The Coast Guard said 13 protesters were detained. They included Seattle City Councilmember Mike O'Brien. The detainees and their boats were released at the Coast Guard station in south Seattle.

Royal Dutch Shell has federal permission to drill for a brief window of time -- the Arctic summer. Protesters hoped their efforts to block or slow down the departure from the Port of Seattle would cut that time even shorter.

The Polar Pioneer had been at the port since mid-May. Its arrival in environmentally minded Seattle sparked protests and government scrutiny at various levels. The city of Seattle said Shell didn’t have the proper permits to dock at Terminal 5 in West Seattle. State officials said the parking the rig there violated the state constitution.

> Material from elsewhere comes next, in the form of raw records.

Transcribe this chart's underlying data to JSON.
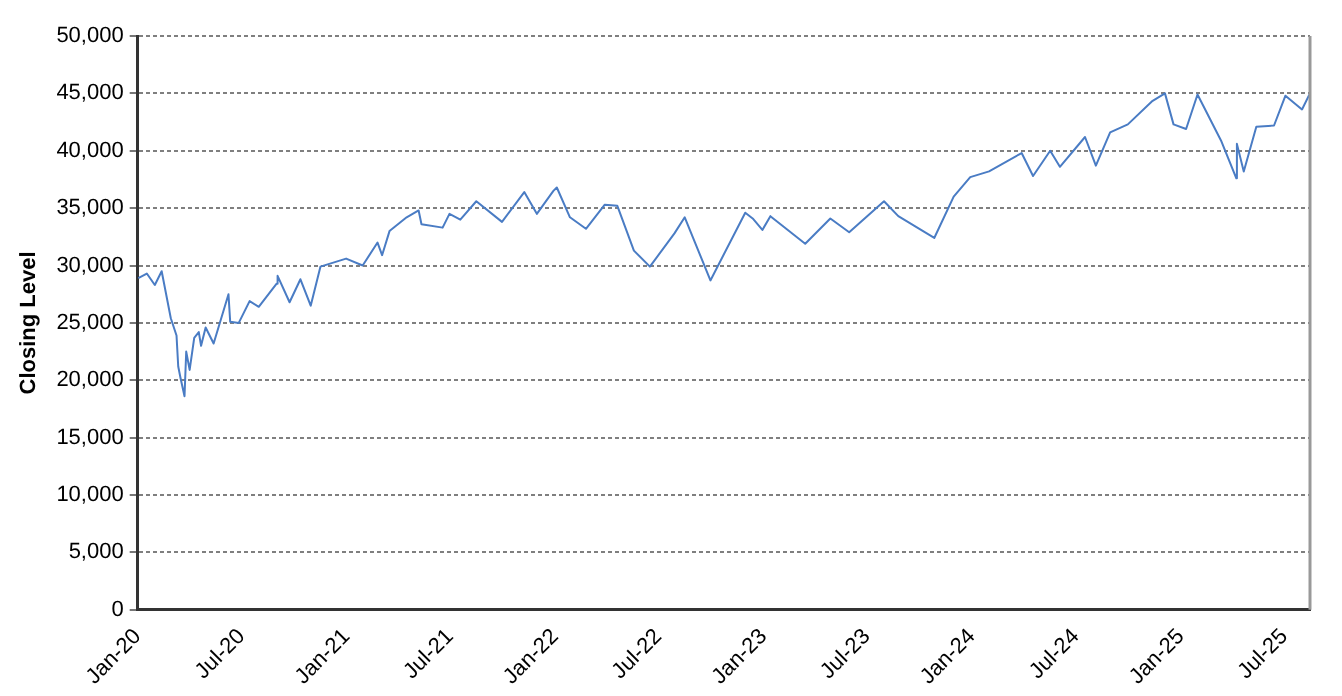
{
  "chart_data": {
    "type": "line",
    "ylabel": "Closing Level",
    "grid": "y",
    "line_style": "solid",
    "marker": "none",
    "xlim": [
      "2020-01-01",
      "2025-08-15"
    ],
    "xticks": [
      {
        "value": "2020-01-01",
        "label": "Jan-20"
      },
      {
        "value": "2020-07-01",
        "label": "Jul-20"
      },
      {
        "value": "2021-01-01",
        "label": "Jan-21"
      },
      {
        "value": "2021-07-01",
        "label": "Jul-21"
      },
      {
        "value": "2022-01-01",
        "label": "Jan-22"
      },
      {
        "value": "2022-07-01",
        "label": "Jul-22"
      },
      {
        "value": "2023-01-01",
        "label": "Jan-23"
      },
      {
        "value": "2023-07-01",
        "label": "Jul-23"
      },
      {
        "value": "2024-01-01",
        "label": "Jan-24"
      },
      {
        "value": "2024-07-01",
        "label": "Jul-24"
      },
      {
        "value": "2025-01-01",
        "label": "Jan-25"
      },
      {
        "value": "2025-07-01",
        "label": "Jul-25"
      }
    ],
    "ylim": [
      0,
      50000
    ],
    "yticks": [
      0,
      {
        "value": 5000,
        "label": "5,000"
      },
      {
        "value": 10000,
        "label": "10,000"
      },
      {
        "value": 15000,
        "label": "15,000"
      },
      {
        "value": 20000,
        "label": "20,000"
      },
      {
        "value": 25000,
        "label": "25,000"
      },
      {
        "value": 30000,
        "label": "30,000"
      },
      {
        "value": 35000,
        "label": "35,000"
      },
      {
        "value": 40000,
        "label": "40,000"
      },
      {
        "value": 45000,
        "label": "45,000"
      },
      {
        "value": 50000,
        "label": "50,000"
      }
    ],
    "x": [
      "2020-01-02",
      "2020-01-17",
      "2020-01-31",
      "2020-02-12",
      "2020-02-28",
      "2020-03-09",
      "2020-03-12",
      "2020-03-16",
      "2020-03-23",
      "2020-03-26",
      "2020-04-01",
      "2020-04-09",
      "2020-04-17",
      "2020-04-21",
      "2020-04-29",
      "2020-05-13",
      "2020-06-08",
      "2020-06-11",
      "2020-06-26",
      "2020-07-15",
      "2020-07-31",
      "2020-08-31",
      "2020-09-02",
      "2020-09-23",
      "2020-10-12",
      "2020-10-30",
      "2020-11-16",
      "2020-12-31",
      "2021-01-29",
      "2021-02-24",
      "2021-03-04",
      "2021-03-17",
      "2021-04-16",
      "2021-05-07",
      "2021-05-12",
      "2021-06-18",
      "2021-06-30",
      "2021-07-19",
      "2021-08-16",
      "2021-09-30",
      "2021-11-08",
      "2021-11-30",
      "2021-12-29",
      "2022-01-04",
      "2022-01-27",
      "2022-02-24",
      "2022-03-29",
      "2022-04-20",
      "2022-05-19",
      "2022-06-16",
      "2022-07-29",
      "2022-08-16",
      "2022-09-30",
      "2022-11-30",
      "2022-12-13",
      "2022-12-30",
      "2023-01-13",
      "2023-03-15",
      "2023-04-28",
      "2023-05-31",
      "2023-07-31",
      "2023-08-25",
      "2023-10-27",
      "2023-11-30",
      "2023-12-29",
      "2024-01-31",
      "2024-03-28",
      "2024-04-17",
      "2024-05-17",
      "2024-06-03",
      "2024-07-17",
      "2024-08-05",
      "2024-08-30",
      "2024-09-30",
      "2024-11-11",
      "2024-12-04",
      "2024-12-19",
      "2025-01-10",
      "2025-01-30",
      "2025-03-13",
      "2025-04-08",
      "2025-04-09",
      "2025-04-21",
      "2025-05-13",
      "2025-06-13",
      "2025-07-03",
      "2025-08-01",
      "2025-08-14"
    ],
    "series": [
      {
        "color": "#4a7cc4",
        "values": [
          28900,
          29300,
          28300,
          29500,
          25400,
          23900,
          21200,
          20200,
          18600,
          22500,
          20900,
          23700,
          24200,
          23000,
          24600,
          23200,
          27500,
          25100,
          25000,
          26900,
          26400,
          28400,
          29100,
          26800,
          28800,
          26500,
          29900,
          30600,
          30000,
          32000,
          30900,
          33000,
          34200,
          34800,
          33600,
          33300,
          34500,
          34000,
          35600,
          33800,
          36400,
          34500,
          36500,
          36800,
          34200,
          33200,
          35300,
          35200,
          31300,
          29900,
          32800,
          34200,
          28700,
          34600,
          34100,
          33100,
          34300,
          31900,
          34100,
          32900,
          35600,
          34300,
          32400,
          36000,
          37700,
          38200,
          39800,
          37800,
          40000,
          38600,
          41200,
          38700,
          41600,
          42300,
          44300,
          45000,
          42300,
          41900,
          44900,
          40800,
          37600,
          40600,
          38200,
          42100,
          42200,
          44800,
          43600,
          44900
        ]
      }
    ]
  }
}
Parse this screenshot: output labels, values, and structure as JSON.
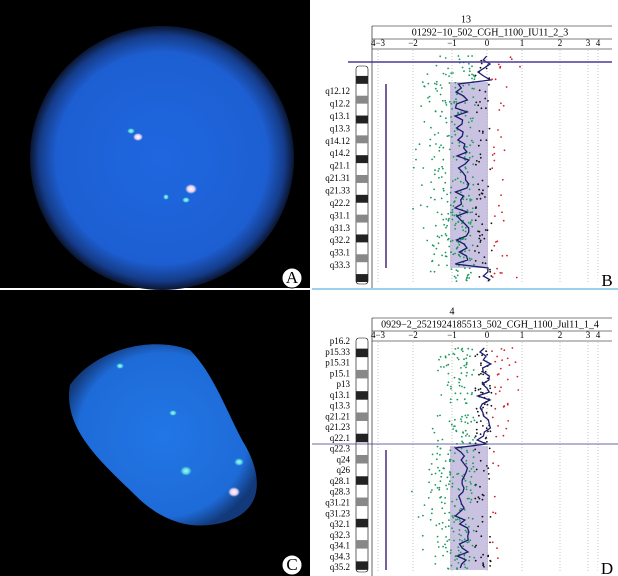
{
  "panels": [
    {
      "label": "A"
    },
    {
      "label": "B",
      "chromosome": "13",
      "title": "01292−10_502_CGH_1100_IU11_2_3",
      "axis_labels": [
        "4−3",
        "−2",
        "−1",
        "0",
        "1",
        "2",
        "3",
        "4"
      ],
      "bands": [
        "q12.12",
        "q12.2",
        "q13.1",
        "q13.3",
        "q14.12",
        "q14.2",
        "q21.1",
        "q21.31",
        "q21.33",
        "q22.2",
        "q31.1",
        "q31.3",
        "q32.2",
        "q33.1",
        "q33.3"
      ]
    },
    {
      "label": "C"
    },
    {
      "label": "D",
      "chromosome": "4",
      "title": "0929−2_2521924185513_502_CGH_1100_Jul11_1_4",
      "axis_labels": [
        "4−3",
        "−2",
        "−1",
        "0",
        "1",
        "2",
        "3",
        "4"
      ],
      "bands": [
        "p16.2",
        "p15.33",
        "p15.31",
        "p15.1",
        "p13",
        "q13.1",
        "q13.3",
        "q21.21",
        "q21.23",
        "q22.1",
        "q22.3",
        "q24",
        "q26",
        "q28.1",
        "q28.3",
        "q31.21",
        "q31.23",
        "q32.1",
        "q32.3",
        "q34.1",
        "q34.3",
        "q35.2"
      ]
    }
  ]
}
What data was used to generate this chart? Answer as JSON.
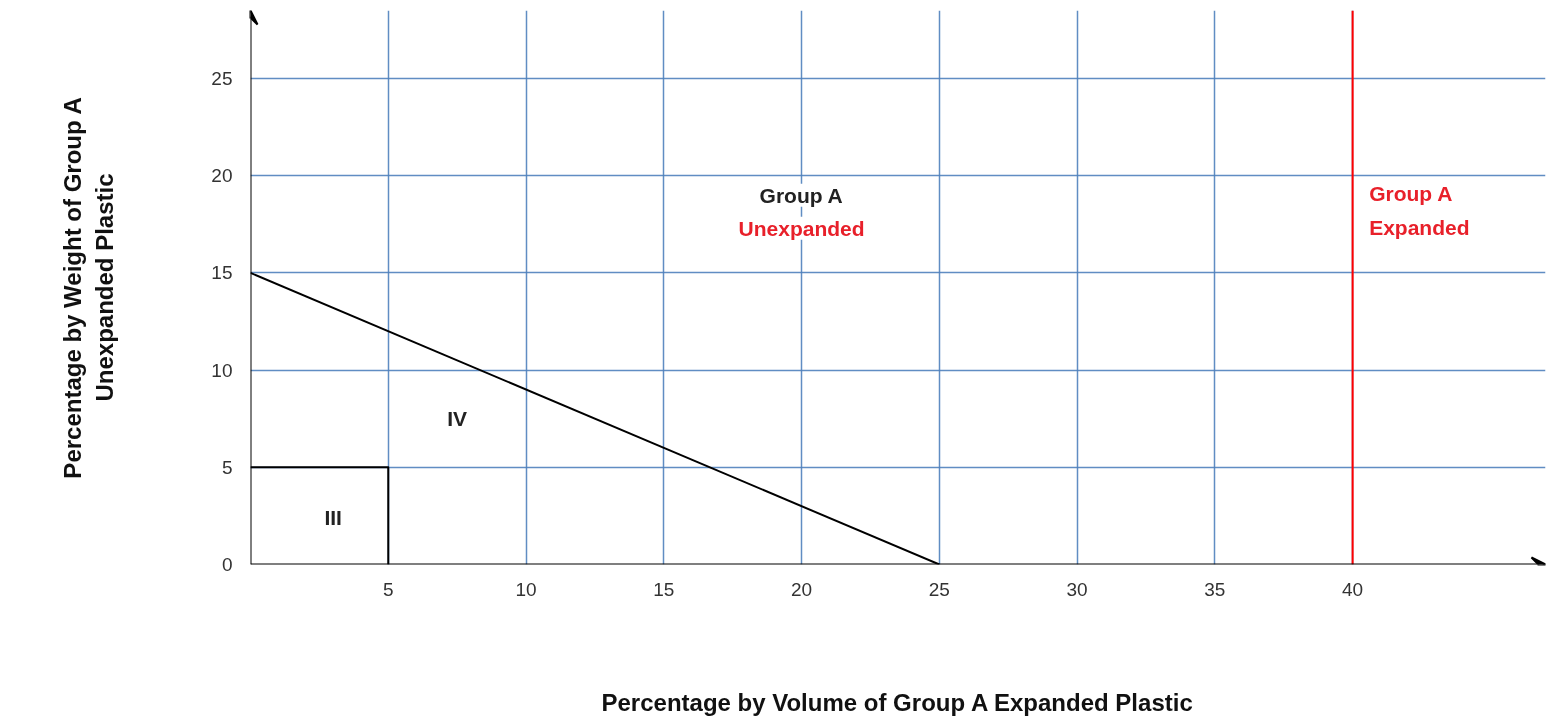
{
  "chart_data": {
    "type": "line",
    "xlabel": "Percentage by Volume of Group A Expanded Plastic",
    "ylabel": "Percentage by Weight of Group A\nUnexpanded Plastic",
    "series": [
      {
        "color": "#000000",
        "x": [
          0,
          25
        ],
        "values": [
          15,
          0
        ]
      },
      {
        "color": "#000000",
        "x": [
          0,
          5,
          5
        ],
        "values": [
          5,
          5,
          0
        ]
      }
    ],
    "xlim": [
      0,
      47
    ],
    "ylim": [
      0,
      28.5
    ],
    "xticks": [
      5,
      10,
      15,
      20,
      25,
      30,
      35,
      40
    ],
    "yticks": [
      0,
      5,
      10,
      15,
      20,
      25
    ],
    "grid": true,
    "marker": "none",
    "line_style": "solid",
    "ref_lines": [
      {
        "axis": "x",
        "value": 40,
        "label": "Group A\nExpanded",
        "color": "#ff0000"
      }
    ],
    "annotations": [
      "Group A",
      "Unexpanded",
      "IV",
      "III"
    ]
  }
}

Shell rejected those arguments and said the rig would stay until it was ready for the trip to the Chukchi Sea off Alaska’s Arctic coast for exploratory drilling.

It might bring a second rig here as well and planned to keep one or both of the rigs in Seattle from November through next June as well.

Shell spokesman Curtis Smith said Monday that the rig is on its way to Alaska and the company remains "committed to operating in a safe, environmentally responsible manner."

O’Brien doesn’t believe it.

“We’ve already heard from the Coast Guard that they’re something like 2,000 miles away and can’t respond to a disaster up there," he told KUOW. "We’ve heard the government say there’s a high likelihood that there will be an oil spill."

And O’Brien said opponents of Arctic drilling would pursue legal action “to make it clear that that rig cannot be back in Seattle.”

But were the protesters on Monday more than a tiny speed bump on the way to Alaska?

“Maybe we caused them a few hours of delay this morning,” O’Brien said.